Tinygrad Nvidia P2P hack on Talos OS: 3 days with AI, would been 2 weeks without
Github: https://github.com/himekifee/talos-tinygrad-nvidia-p2p-driver
Why this exists: The tinygrad community's P2P kernel patch (aikitoria's donor patch) enables PCIe peer-to-peer / GPUDirect on NVIDIA's open kernel modules — direct GPU-to-GPU memory access without bouncing through host RAM. But getting patched kernel modules to actually load on Talos Linux is an entirely separate war. Talos's immutable, signature-enforced architecture fights you at every turn.
What it took: Almost 3 full days with OpenCode + Claude Opus 4.6 + GPT-5.4 xHigh doing the heavy thinking, iterating, and debugging alongside me. Done by hand, this would have been 2 weeks minimum — and even with LLMs, they kept getting trapped in the same pitfalls because there is essentially zero documentation on how to build custom kernel modules for Talos.
The real problem isn't NVIDIA — it's Talos:
The NVIDIA side is fine. The P2P patch applies, the driver compiles.
Talos is the problem. I genuinely think Talos is well-designed for running Kubernetes. But building against it is a completely different experience. You're dealing with a three-repo architecture (talos, pkgs, extensions) that's completely opaque to outsiders — no guide explains how kernel builds, module signing, sysext packaging, and installer composition fit together. You reverse-engineer it from Dockerfiles, bldr manifests, and Go source.
The security model that makes Talos good is exactly what makes hacking on it painful. Every .ko file must be signed by the exact key from the exact build run that compiled the booted kernel. Not the same version. Not the same config. The same compilation. And Talos enforces this silently — modules just don't load. No error, no log entry.
The signing key trap (where most of the 3 days went):
The signing key must be consistent across a chain of 5 artifacts: kernel image → installer-base → P2P module package → sysext wrapper → final installer. Break any single link, and GPU support silently vanishes. Kbuild can quietly regenerate keys, BuildKit layer caching can serve stale .ko files signed by dead keys, and initramfs can stomp your modules with older ones. A successful `make` doesn't mean your modules will load.
We eventually wrote verify-same-signing-key.sh to extract and compare signer metadata across all images. Once we made that a mandatory build gate, the cycle finally stopped.
Other discoveries the hard way (check the GitHub docs for full details):
- Talos squashfs overlay ordering can silently wipe NVIDIA library entries — glibc and the NVIDIA container toolkit both ship ld.so.cache, and last-write wins - The tinygrad P2P patch targets GitHub's source tree layout, but NVIDIA's redistribution archive uses different paths - The patch alone isn't enough; you also need RM registry overrides via modprobe.d at boot - nvidia-smi topo -p2p a lies about atomics.
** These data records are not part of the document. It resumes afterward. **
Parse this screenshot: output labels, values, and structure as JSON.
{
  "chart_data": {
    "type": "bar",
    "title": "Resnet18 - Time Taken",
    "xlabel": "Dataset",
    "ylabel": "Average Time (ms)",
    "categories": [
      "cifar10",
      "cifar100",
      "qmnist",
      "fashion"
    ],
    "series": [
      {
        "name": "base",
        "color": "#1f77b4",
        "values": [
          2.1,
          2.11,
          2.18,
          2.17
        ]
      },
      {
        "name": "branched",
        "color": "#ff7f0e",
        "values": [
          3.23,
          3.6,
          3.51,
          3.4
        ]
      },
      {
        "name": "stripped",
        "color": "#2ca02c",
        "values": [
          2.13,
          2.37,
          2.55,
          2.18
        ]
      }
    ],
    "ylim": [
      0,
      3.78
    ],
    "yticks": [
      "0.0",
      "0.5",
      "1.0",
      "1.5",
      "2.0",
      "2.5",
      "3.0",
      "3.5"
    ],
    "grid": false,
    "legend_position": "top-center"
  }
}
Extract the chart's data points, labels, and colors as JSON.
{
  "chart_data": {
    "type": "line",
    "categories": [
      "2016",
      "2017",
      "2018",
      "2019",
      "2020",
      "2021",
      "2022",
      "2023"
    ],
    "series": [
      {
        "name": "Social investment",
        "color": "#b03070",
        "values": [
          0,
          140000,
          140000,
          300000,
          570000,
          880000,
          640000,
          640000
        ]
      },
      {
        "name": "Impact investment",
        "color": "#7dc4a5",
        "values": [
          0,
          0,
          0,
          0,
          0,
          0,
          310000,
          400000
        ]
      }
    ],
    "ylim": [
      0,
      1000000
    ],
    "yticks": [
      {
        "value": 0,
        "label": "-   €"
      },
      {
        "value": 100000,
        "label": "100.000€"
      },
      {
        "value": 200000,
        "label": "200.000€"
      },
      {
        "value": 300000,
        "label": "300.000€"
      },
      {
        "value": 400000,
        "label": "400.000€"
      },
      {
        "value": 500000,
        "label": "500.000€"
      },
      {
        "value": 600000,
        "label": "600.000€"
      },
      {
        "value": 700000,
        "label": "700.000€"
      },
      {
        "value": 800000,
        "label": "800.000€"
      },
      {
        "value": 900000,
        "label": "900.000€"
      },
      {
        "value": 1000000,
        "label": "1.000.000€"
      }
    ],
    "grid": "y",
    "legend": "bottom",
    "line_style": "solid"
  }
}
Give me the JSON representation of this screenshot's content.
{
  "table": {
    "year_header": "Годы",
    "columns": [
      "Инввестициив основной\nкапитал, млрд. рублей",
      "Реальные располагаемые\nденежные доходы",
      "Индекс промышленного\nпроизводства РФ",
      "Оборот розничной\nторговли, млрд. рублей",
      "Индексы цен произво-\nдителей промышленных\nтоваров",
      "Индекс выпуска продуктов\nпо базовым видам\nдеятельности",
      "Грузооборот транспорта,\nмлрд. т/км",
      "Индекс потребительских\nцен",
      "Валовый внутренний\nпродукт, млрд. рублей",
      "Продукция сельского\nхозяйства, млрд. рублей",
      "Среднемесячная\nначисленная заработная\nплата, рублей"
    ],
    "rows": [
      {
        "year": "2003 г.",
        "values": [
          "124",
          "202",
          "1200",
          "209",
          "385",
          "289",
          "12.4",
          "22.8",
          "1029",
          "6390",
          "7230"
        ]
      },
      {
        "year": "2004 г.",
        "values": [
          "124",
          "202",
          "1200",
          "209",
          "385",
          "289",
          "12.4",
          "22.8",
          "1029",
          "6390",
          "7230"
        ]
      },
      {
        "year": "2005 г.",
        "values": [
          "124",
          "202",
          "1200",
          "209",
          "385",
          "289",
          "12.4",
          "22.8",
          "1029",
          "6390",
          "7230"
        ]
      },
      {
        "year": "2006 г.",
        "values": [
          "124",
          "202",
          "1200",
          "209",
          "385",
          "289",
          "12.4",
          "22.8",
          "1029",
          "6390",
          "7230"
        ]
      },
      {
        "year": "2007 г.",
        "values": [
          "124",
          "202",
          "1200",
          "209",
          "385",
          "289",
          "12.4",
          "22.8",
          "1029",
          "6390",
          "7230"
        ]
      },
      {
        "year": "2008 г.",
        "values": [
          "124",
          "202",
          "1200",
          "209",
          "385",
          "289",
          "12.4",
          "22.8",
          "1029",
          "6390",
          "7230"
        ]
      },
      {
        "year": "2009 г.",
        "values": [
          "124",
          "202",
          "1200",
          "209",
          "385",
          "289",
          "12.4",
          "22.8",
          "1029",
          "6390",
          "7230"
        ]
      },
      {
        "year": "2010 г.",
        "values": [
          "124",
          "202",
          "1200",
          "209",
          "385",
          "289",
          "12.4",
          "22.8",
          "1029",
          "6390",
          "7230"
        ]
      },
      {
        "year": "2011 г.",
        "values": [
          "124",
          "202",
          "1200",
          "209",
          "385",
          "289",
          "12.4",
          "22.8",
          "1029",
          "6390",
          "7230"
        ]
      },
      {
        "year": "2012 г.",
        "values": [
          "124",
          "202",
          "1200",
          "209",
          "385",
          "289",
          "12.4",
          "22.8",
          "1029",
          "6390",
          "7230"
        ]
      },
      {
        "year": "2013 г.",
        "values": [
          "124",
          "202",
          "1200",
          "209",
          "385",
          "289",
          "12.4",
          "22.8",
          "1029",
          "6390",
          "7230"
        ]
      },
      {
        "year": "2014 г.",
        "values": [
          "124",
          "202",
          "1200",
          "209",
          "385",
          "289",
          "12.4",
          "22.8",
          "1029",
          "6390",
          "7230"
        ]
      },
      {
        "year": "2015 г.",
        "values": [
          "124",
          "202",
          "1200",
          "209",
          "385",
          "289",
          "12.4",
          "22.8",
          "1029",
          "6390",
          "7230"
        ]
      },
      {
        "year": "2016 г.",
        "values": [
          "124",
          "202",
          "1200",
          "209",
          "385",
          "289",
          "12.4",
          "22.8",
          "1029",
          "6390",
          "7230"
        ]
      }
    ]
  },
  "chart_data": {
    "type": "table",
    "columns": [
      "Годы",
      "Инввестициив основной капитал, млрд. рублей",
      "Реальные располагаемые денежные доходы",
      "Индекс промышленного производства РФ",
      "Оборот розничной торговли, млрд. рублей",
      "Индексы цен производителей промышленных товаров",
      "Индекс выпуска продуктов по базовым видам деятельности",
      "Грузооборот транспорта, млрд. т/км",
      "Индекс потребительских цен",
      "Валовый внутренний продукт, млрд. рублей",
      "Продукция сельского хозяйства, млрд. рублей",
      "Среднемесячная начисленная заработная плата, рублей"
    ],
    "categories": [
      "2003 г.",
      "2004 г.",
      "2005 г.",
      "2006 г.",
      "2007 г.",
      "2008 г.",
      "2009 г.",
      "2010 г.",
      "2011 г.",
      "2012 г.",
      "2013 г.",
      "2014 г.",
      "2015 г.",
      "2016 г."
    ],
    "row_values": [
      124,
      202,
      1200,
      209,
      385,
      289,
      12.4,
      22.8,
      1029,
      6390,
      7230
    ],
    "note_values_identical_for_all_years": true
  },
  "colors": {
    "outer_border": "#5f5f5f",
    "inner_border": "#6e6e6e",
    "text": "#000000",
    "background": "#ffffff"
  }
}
Trust cuDeviceCanAccessPeer and actual bandwidth tests.
On using LLMs for deep systems work:
The LLMs were genuine force multipliers — reading Dockerfiles, tracing build chains, suggesting what to check next, even this blog is drafted with their help. But without documentation to ground them, they kept falling into the same traps I did. I'd explain the signing key fix, context would rotate, and the next iteration would confidently suggest the exact wrong approach again. On an undocumented system, LLMs multiply your confusion just as efficiently as your productivity.
End result: P2P returns OK across all 4 GPUs, cuCtxEnablePeerAccess succeeds bidirectionally, bandwidth tests confirm direct connectivity. Everything is documented in the repo, so the next person doesn't have to reverse-engineer Talos's build system from scratch.